Trump muss zwar erst noch eine Strategie für Syrien ausarbeiten, die Ernennungen von Generals a.D. James Mattis zum Verteidigungsminister und von Michael Flynn zum Sicherheitsberater weisen allerdings auf einen Politikwandel hin. Beide haben Obamas Politik kritisiert, sich auf „Rebellengruppen“ zu stützen. Mattis fordert eine Resolution des Kongresses, die im Ernstfall den Einsatz von US-Bodentruppen gegen den Islamischen Staat vorsieht. Der IS kontrolliert immer noch wesentliche Teile Syriens.

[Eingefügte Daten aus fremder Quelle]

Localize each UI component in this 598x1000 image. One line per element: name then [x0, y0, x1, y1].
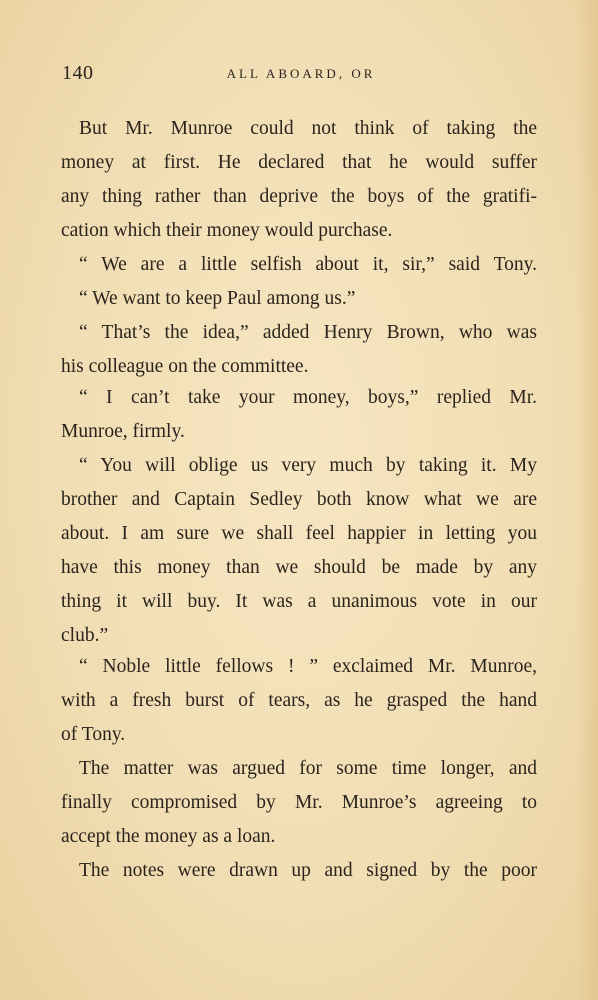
text-line: money at first. He declared that he would suffer [61, 152, 537, 173]
text-line: “ Noble little fellows ! ” exclaimed Mr. Munroe, [79, 656, 537, 677]
page-number: 140 [62, 62, 94, 84]
text-line: brother and Captain Sedley both know what we are [61, 489, 537, 510]
text-line: any thing rather than deprive the boys of the gratifi- [61, 186, 537, 207]
text-line: “ You will oblige us very much by taking it. My [79, 455, 537, 476]
text-line: “ We want to keep Paul among us.” [79, 288, 356, 309]
text-line: thing it will buy. It was a unanimous vote in our [61, 591, 537, 612]
text-line: “ That’s the idea,” added Henry Brown, who was [79, 322, 537, 343]
running-title: ALL ABOARD, OR [226, 66, 376, 81]
text-line: finally compromised by Mr. Munroe’s agreeing to [61, 792, 537, 813]
text-line: The matter was argued for some time longer, and [79, 758, 537, 779]
text-line: club.” [61, 625, 109, 646]
text-line: “ I can’t take your money, boys,” replied Mr. [79, 387, 537, 408]
text-line: accept the money as a loan. [61, 826, 276, 847]
text-line: cation which their money would purchase. [61, 220, 393, 241]
page-edge-shading [576, 0, 598, 1000]
text-line: with a fresh burst of tears, as he grasped the hand [61, 690, 537, 711]
text-line: of Tony. [61, 724, 126, 745]
text-line: Munroe, firmly. [61, 421, 185, 442]
text-line: his colleague on the committee. [61, 356, 309, 377]
text-line: about. I am sure we shall feel happier in letting you [61, 523, 537, 544]
text-line: But Mr. Munroe could not think of taking the [79, 118, 537, 139]
text-line: The notes were drawn up and signed by the poor [79, 860, 537, 881]
text-line: “ We are a little selfish about it, sir,” said Tony. [79, 254, 537, 275]
text-line: have this money than we should be made by any [61, 557, 537, 578]
running-head [62, 62, 540, 88]
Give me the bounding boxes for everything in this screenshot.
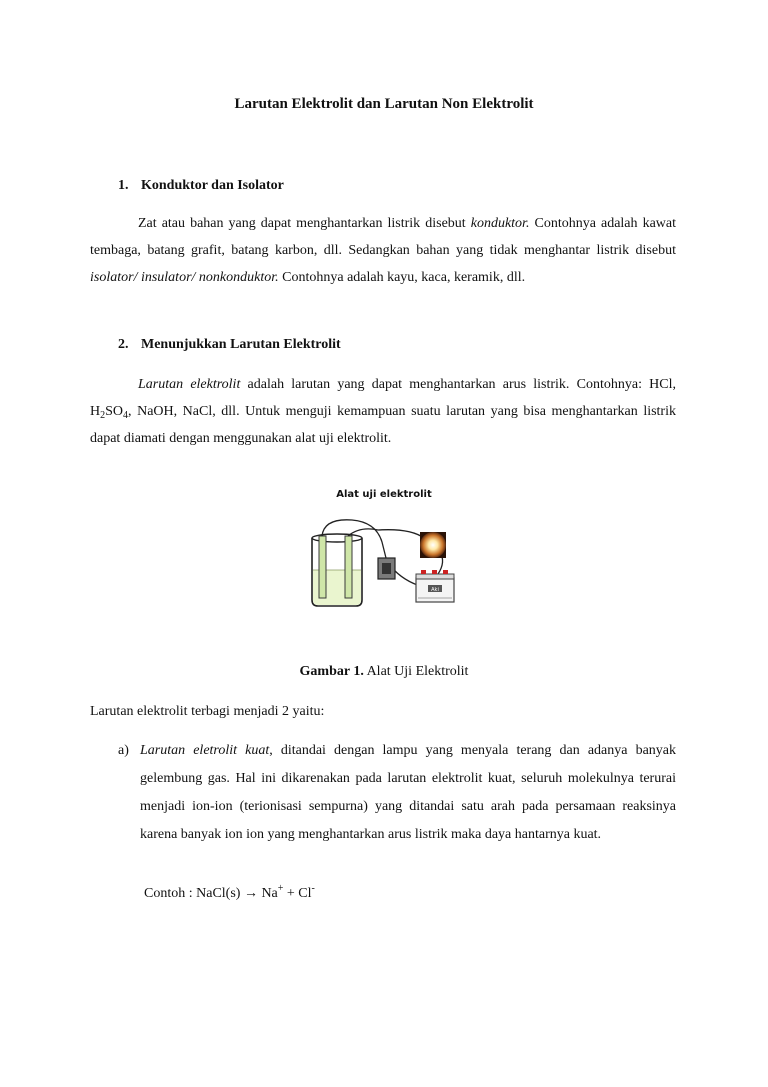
example-sup-plus: + [277,883,284,894]
section-2-number: 2. [118,337,129,352]
section-2-paragraph [90,371,676,452]
example-sup-minus: - [311,883,315,894]
s2-sub-4: 4 [123,410,129,421]
s2-em-larutan: Larutan elektrolit [138,377,241,392]
battery-label: Aki [431,587,439,593]
s2-text-b: SO [105,404,124,419]
s1-em-isolator: isolator/ insulator/ nonkonduktor. [90,270,279,285]
battery-icon [416,570,454,602]
example-mid: + Cl [283,886,312,901]
section-1-number: 1. [118,178,129,193]
intro-line: Larutan elektrolit terbagi menjadi 2 yaitu: [90,704,325,719]
lamp-icon [420,532,446,558]
s1-text-b: Contohnya adalah kawat tembaga, batang grafit, batang karbon, dll. Sedangkan bahan yang tidak menghantar listrik disebut [90,216,676,258]
electrode-left [319,536,326,598]
s1-text-c: Contohnya adalah kayu, kaca, keramik, dll. [278,270,526,285]
s2-text-a: adalah larutan yang dapat menghantarkan arus listrik. Contohnya: HCl, H [90,377,676,419]
s2-sub-2: 2 [100,410,106,421]
s2-text-c: , NaOH, NaCl, dll. Untuk menguji kemampuan suatu larutan yang bisa menghantarkan listrik dapat diamati dengan menggunakan alat uji elektrolit. [90,404,676,446]
section-1-paragraph [90,210,676,291]
section-1-heading: Konduktor dan Isolator [141,178,284,193]
example-prefix: Contoh : NaCl(s) → Na [144,886,278,901]
item-a-text: , ditandai dengan lampu yang menyala terang dan adanya banyak gelembung gas. Hal ini dikarenakan pada larutan elektrolit kuat, seluruh molekulnya terurai menjadi ion-ion (terionisasi sempurna) yang ditandai satu arah pada persamaan reaksinya karena banyak ion ion yang menghantarkan arus listrik maka daya hantarnya kuat. [140,743,676,842]
list-item-a [90,737,676,849]
example-line [144,883,315,902]
s1-em-konduktor: konduktor. [470,216,530,231]
s1-text-a: Zat atau bahan yang dapat menghantarkan listrik disebut [138,216,471,231]
electrolyte-tester-figure [290,512,470,612]
caption-text: Alat Uji Elektrolit [363,664,469,679]
section-2-heading: Menunjukkan Larutan Elektrolit [141,337,341,352]
caption-bold: Gambar 1. [299,664,364,679]
figure-title: Alat uji elektrolit [336,489,432,500]
page-title: Larutan Elektrolit dan Larutan Non Elektrolit [234,96,534,112]
item-a-em: Larutan eletrolit kuat [140,743,270,758]
electrode-right [345,536,352,598]
figure-caption [0,664,768,680]
item-a-label: a) [118,743,129,758]
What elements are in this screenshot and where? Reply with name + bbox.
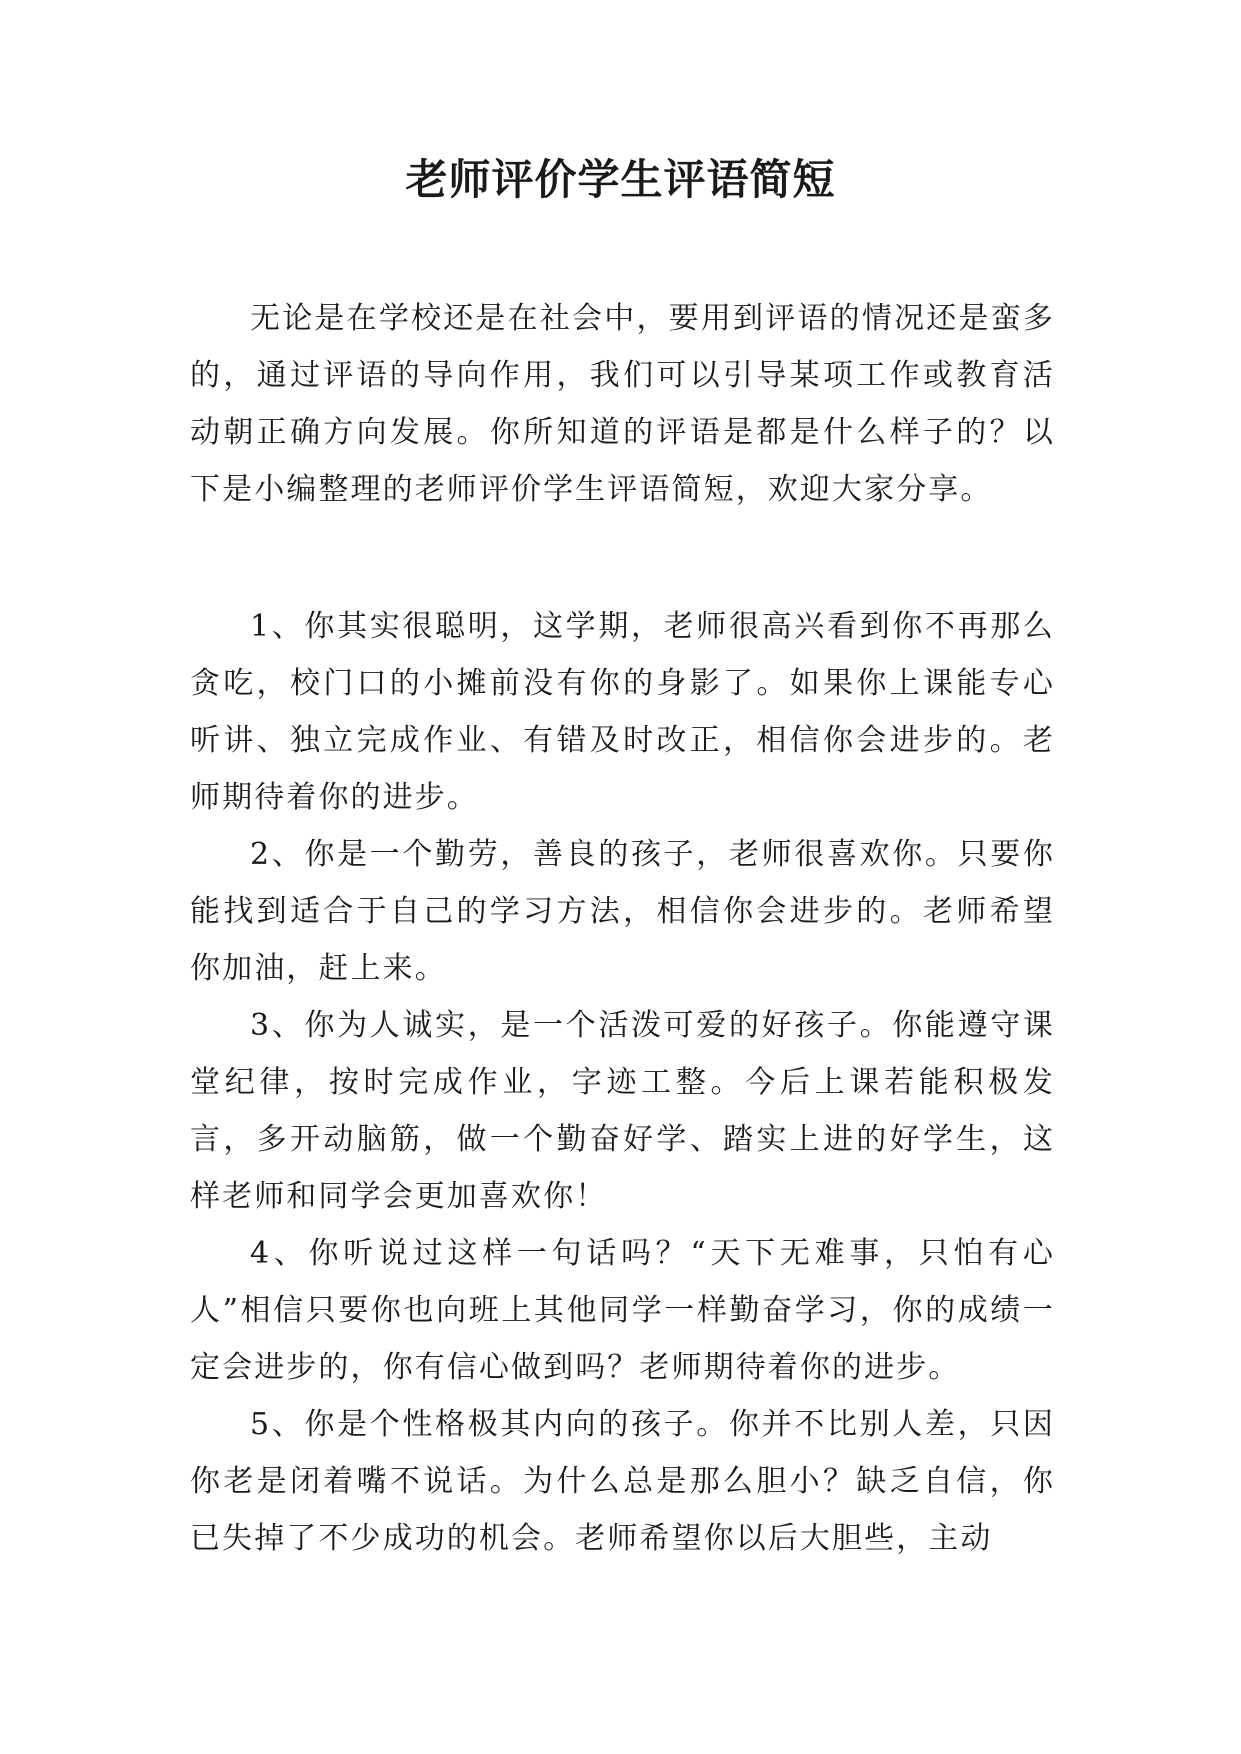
comment-item-1: 1、你其实很聪明，这学期，老师很高兴看到你不再那么贪吃，校门口的小摊前没有你的身影了。如果你上课能专心听讲、独立完成作业、有错及时改正，相信你会进步的。老师期待着你的进步。 — [190, 609, 1055, 815]
document-body — [190, 290, 1055, 1567]
intro-paragraph: 无论是在学校还是在社会中，要用到评语的情况还是蛮多的，通过评语的导向作用，我们可以引导某项工作或教育活动朝正确方向发展。你所知道的评语是都是什么样子的？以下是小编整理的老师评价学生评语简短，欢迎大家分享。 — [190, 301, 1055, 507]
comment-item-2: 2、你是一个勤劳，善良的孩子，老师很喜欢你。只要你能找到适合于自己的学习方法，相信你会进步的。老师希望你加油，赶上来。 — [190, 837, 1055, 986]
comment-item-5: 5、你是个性格极其内向的孩子。你并不比别人差，只因你老是闭着嘴不说话。为什么总是那么胆小？缺乏自信，你已失掉了不少成功的机会。老师希望你以后大胆些，主动 — [190, 1407, 1055, 1556]
document-title: 老师评价学生评语简短 — [405, 155, 836, 204]
comment-item-4: 4、你听说过这样一句话吗？“天下无难事，只怕有心人”相信只要你也向班上其他同学一样勤奋学习，你的成绩一定会进步的，你有信心做到吗？老师期待着你的进步。 — [190, 1236, 1055, 1385]
comment-item-3: 3、你为人诚实，是一个活泼可爱的好孩子。你能遵守课堂纪律，按时完成作业，字迹工整。今后上课若能积极发言，多开动脑筋，做一个勤奋好学、踏实上进的好学生，这样老师和同学会更加喜欢你！ — [190, 1008, 1055, 1214]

Die Niederlage der von den USA protegierten islamistischen Kräfte in Aleppo treibt die europäischen imperialistischen Mächte an, eine alternative Lösung für den Konflikt zu finden. Ein Bericht in der Londoner Times deutet darauf hin, dass das Fiasko der US-Politik in Syrien die Europäische Union veranlasst, eine eigene Initiative vorzulegen. Laut dem Bericht der Times hat die EU-Außenbeauftragte Federica Mogherini vor zwei Wochen auf einem Treffen mit syrischen Oppositionskräften vorgeschlagen, Brüssel könne Assad als Staatschef akzeptieren, wenn er die Kontrolle über bestimmte Regionen des Landes den „Rebellen“ überlassen würde. Mogherini soll auch finanzielle Unterstützung aus Brüssel für eine solche Vereinbarung in Aussicht gestellt haben. Laut Times will man auf diesem Wege den westlichen Einfluss in Syrien nach einem Sieg Assads nicht ganz verlieren.

Eine Quelle mit Verbindungen zur syrischen Opposition erklärte: „Mogherini wollte einen EU-Plan vorstellen, der eine Lösung im Konflikt anbietet. ... Wenn alle Seiten einverstanden sind und alle tun, was die EU sagt, gibt es als Gegenleistung einen großen Topf Geld.“

Dies unterstreicht nur die zunehmend explosive Brisanz der syrischen Krise. Sie verschärft die Rivalitäten zwischen den imperialistischen Mächten, die ihre geostrategischen Interessen mit immer offenerer Rücksichtslosigkeit verfolgen. Führende europäische Politiker betonten nach Trumps Sieg letzten Monat, dass Europa unabhängiger von den Vereinigten Staaten agieren und sie in Fragen, bei denen die Interessen kollidieren, auch herausfordern müsse.

EU-Diplomaten haben die Vorschläge, von denen die Times berichtet, dem Grunde nach bestätigt. Da die US-Strategie, einen islamistischen Aufstand gegen Assad zu unterstützen, offensichtlich auf eine Niederlage zusteuert, treibt die EU Pläne für eine religiös begründete Aufteilung Syriens in Regionen voran, deren konkurrierende Regierungen von europäischem Kapital unterstützt werden.